The conceptual leap required to invert the ontology—from matter to information—was simply too large for earlier frameworks to accommodate. It required a philosophical shift as much as a mathematical one.

4. The Missing Unification: Classical vs Quantum Information Geometry

Even within information geometry, the classical and quantum sectors evolved separately. The Fisher–Rao metric lived in the world of probability distributions. The Fubini–Study metric lived in the world of quantum states. The alpha connections lived in the world of statistical inference.

No one unified these structures because no one believed they belonged to the same manifold. They were seen as analogues, not as components of a single geometry.

ToE is the first framework to assert that these are not analogues but manifestations of one underlying entropic geometry. This unification required stepping outside the assumptions of both classical and quantum information theory.

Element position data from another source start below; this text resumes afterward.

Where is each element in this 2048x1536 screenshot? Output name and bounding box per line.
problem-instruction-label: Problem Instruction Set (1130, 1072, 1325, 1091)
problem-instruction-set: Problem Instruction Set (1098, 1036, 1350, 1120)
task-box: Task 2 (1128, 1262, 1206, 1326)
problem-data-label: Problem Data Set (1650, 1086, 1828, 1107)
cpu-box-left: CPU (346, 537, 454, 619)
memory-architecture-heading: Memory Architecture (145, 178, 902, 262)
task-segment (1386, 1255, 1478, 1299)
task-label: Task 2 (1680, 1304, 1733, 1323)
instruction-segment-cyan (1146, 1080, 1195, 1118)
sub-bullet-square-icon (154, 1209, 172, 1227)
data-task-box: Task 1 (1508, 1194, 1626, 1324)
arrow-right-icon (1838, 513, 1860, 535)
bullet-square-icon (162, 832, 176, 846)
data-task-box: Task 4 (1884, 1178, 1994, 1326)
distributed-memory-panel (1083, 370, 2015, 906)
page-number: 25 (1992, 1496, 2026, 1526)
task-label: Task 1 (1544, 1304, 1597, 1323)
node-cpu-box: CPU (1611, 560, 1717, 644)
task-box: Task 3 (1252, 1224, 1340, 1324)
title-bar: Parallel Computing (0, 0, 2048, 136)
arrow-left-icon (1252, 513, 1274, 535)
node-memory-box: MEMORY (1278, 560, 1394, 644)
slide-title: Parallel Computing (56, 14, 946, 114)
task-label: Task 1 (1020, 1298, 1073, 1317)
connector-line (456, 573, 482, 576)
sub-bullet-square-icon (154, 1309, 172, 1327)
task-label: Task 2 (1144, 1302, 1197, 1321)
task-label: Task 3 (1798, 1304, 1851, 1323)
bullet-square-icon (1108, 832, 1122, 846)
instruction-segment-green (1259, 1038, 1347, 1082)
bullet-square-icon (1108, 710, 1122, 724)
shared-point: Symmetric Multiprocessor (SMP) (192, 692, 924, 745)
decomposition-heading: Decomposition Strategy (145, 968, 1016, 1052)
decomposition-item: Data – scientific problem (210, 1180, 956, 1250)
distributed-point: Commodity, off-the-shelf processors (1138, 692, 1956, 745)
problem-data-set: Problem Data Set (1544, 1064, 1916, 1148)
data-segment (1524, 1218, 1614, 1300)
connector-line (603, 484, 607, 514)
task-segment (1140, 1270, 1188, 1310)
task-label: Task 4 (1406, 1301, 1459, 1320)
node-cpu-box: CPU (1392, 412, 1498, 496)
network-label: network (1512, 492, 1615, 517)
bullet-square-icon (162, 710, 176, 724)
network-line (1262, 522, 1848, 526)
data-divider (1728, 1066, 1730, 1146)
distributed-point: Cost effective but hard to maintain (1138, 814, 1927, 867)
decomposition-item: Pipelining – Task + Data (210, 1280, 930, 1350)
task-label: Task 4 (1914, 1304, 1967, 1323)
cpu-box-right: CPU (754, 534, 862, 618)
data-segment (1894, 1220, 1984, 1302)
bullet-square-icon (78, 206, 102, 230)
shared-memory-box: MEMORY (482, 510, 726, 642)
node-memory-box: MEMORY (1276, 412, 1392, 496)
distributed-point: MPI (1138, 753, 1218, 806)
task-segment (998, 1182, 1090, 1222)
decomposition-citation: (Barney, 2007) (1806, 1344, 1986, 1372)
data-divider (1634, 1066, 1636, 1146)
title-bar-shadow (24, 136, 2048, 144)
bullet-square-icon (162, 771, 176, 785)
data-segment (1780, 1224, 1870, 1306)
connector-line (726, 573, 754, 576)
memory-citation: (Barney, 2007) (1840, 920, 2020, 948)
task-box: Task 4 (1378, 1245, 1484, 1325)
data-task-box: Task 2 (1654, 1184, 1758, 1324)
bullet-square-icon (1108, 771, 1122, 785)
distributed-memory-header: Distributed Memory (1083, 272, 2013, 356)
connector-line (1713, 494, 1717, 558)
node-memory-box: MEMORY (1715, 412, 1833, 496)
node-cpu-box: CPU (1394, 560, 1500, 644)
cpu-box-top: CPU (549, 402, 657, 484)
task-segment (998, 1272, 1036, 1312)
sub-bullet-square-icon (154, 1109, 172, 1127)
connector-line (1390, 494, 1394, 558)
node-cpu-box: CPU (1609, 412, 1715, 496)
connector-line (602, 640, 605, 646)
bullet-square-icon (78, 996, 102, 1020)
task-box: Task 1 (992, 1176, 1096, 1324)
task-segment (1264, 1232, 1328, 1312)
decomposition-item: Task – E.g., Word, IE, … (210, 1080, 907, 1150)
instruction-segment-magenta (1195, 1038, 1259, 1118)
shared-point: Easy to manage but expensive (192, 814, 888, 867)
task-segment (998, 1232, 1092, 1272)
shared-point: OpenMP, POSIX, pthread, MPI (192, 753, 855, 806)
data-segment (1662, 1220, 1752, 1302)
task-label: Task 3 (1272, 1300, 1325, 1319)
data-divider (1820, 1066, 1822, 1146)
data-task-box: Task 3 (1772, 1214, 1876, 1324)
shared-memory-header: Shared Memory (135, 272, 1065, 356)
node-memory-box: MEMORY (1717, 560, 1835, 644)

5. The Lack of a Conceptual Mechanism for Emergence

Even if someone had suspected that informational geometry might be fundamental, there was no clear mechanism for how spacetime could emerge from it. The idea that curvature in an informational manifold could project as gravitational curvature in physical spacetime required a new conceptual toolset: emergence, coarse‑graining, and informational dynamics.

These ideas only matured in the late twentieth and early twenty‑first centuries, through developments in:

• renormalization group theory,  

• holography and emergent gravity,  

• quantum information theory,  

• complexity theory,  

• and the physics of entanglement.

ToE synthesizes these developments into a coherent mechanism. Earlier generations simply did not have the conceptual machinery to make this leap.

6. The Inversion That No One Thought to Attempt

Perhaps the deepest reason is this: no one thought to invert the relationship between information geometry and physics. For decades, information geometry was used to analyze physical systems. It was never considered that physical systems might be emergent from information geometry.

This inversion is the heart of ToE:

Information geometry is not a tool for physics.  

Physics is a manifestation of information geometry.

Once this inversion is made, the pieces fall into place with startling clarity. But until the inversion is made, the connection remains invisible.

7. The Conceptual Leap That Changes Everything

The Theory of Entropicity succeeds because it makes a leap that earlier frameworks were not prepared to make. It treats information as ontological, not epistemic. It unifies classical and quantum information geometry. It promotes the Fisher–Rao metric, the Fubini–Study metric, and the alpha connections to physical status. It interprets their curvature as the curvature of reality. And it derives spacetime as an emergent projection of this deeper geometry.

This is why no one discovered it earlier. The pieces were scattered across disciplines, hidden behind assumptions, and separated by conceptual walls. ToE is the first framework to gather them, reinterpret them, and reveal the architecture they form together.